Julia gives Amy a “wishing
ring.” Later, Amy, wearing the ring in her backyard, asks for a friend, one
who’s not mean like the other girls. Irena appears to the six-year-old just as
everything around them becomes dreamlike, magical. The ghost of the Serbian
fashion designer sings to the girl, soothes her, setting the tone for their future
meetings, sometimes in shadowy dreams.
Oliver’s
stern concern about his daughter’s wandering mind becomes alarm when Amy finds
a badly hidden picture of him and Irena together, then reveals her friendship
with the dead woman. Alice is firm, sensitive, and mostly cool-headed (like she
was in the 1942 film) about what she calls Amy’s “imaginary friend.”
More
drama, involving a blizzard, Amy, Oliver, and the Farrens, follows, culminating
in a satisfying, sweet and tone-consistent finish.
This
tangentially linked sequel to CAT has a different feel to than
its source film. CAT was about sexual repression. CURSE is
about childhood, with its terrors and wonders.
While
I like CAT slightly better, CURSE isn’t a lesser film─it’s
simply my preference for CAT's themes, as everything in these
films works.
(In conveying childhood joys and fears, the
latter cinematic offering is on par with Charles Laughton’s 1955 masterpiece THE NIGHT OF THE HUNTER.)
CURSE’s
cast and crew nailed it when they put it together. This is Gunther von Fritsch
and Robert Wise’s first credited-director feature. DeWitt Bodeen penned the
screenplay. (Bodeen also co-wrote the screenplay for SEVENTH and wrote CAT’s script.)
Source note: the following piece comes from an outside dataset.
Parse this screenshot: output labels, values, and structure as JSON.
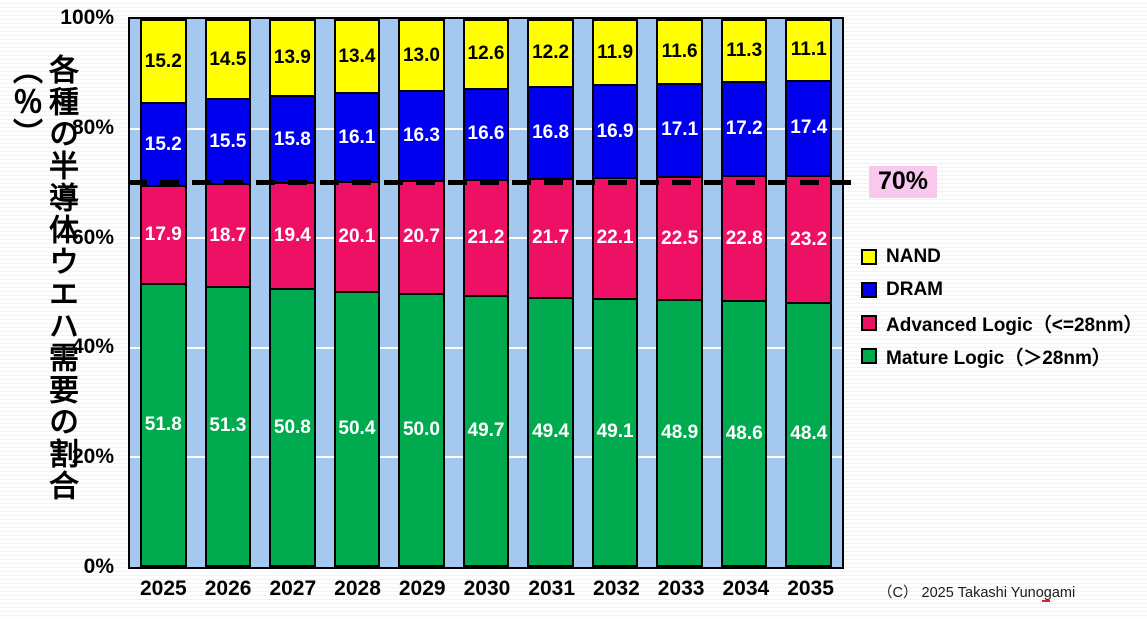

Albert S. D’Agnostino (THE THING FROM ANOTHER WORLD, 1951) and Walter E. Keller (ISLE OF THE DEAD, 1945), who
provided art direction in CAT, did so for CURSE, with the same
excellent results. Their nuanced, theme-approprite effects are
furthered by Nicholas Musuraca’s visually striking cinematography, also seen in
SEVENTH and CAT. And Roy Webb’s evocative soundtrack
furthers the mood set by the visual aspects of the film, the way he did in SEVENTH
and many other films.
The
cast is equally good to great. Kent Smith and Jane Randolph reprised their
roles as Oliver Reed and Alice Reed (née Moore) in CAT PEOPLE. Ann Carter (I MARRIED A WITCH, 1942) is a delight as Amy Reed, their
daughter. Erford Gage (SEVENTH) played “Police Captain.”
CURSE is a
quality-consistent, mood-variant and great wrap-up to RKO Pictures’s loosely
linked CAT PEOPLE trilogy (which starts with that 1942 film, continues─in
a character offshoot way─in SEVENTH, followed by CURSE). Like
those other two flicks, this is worth owning.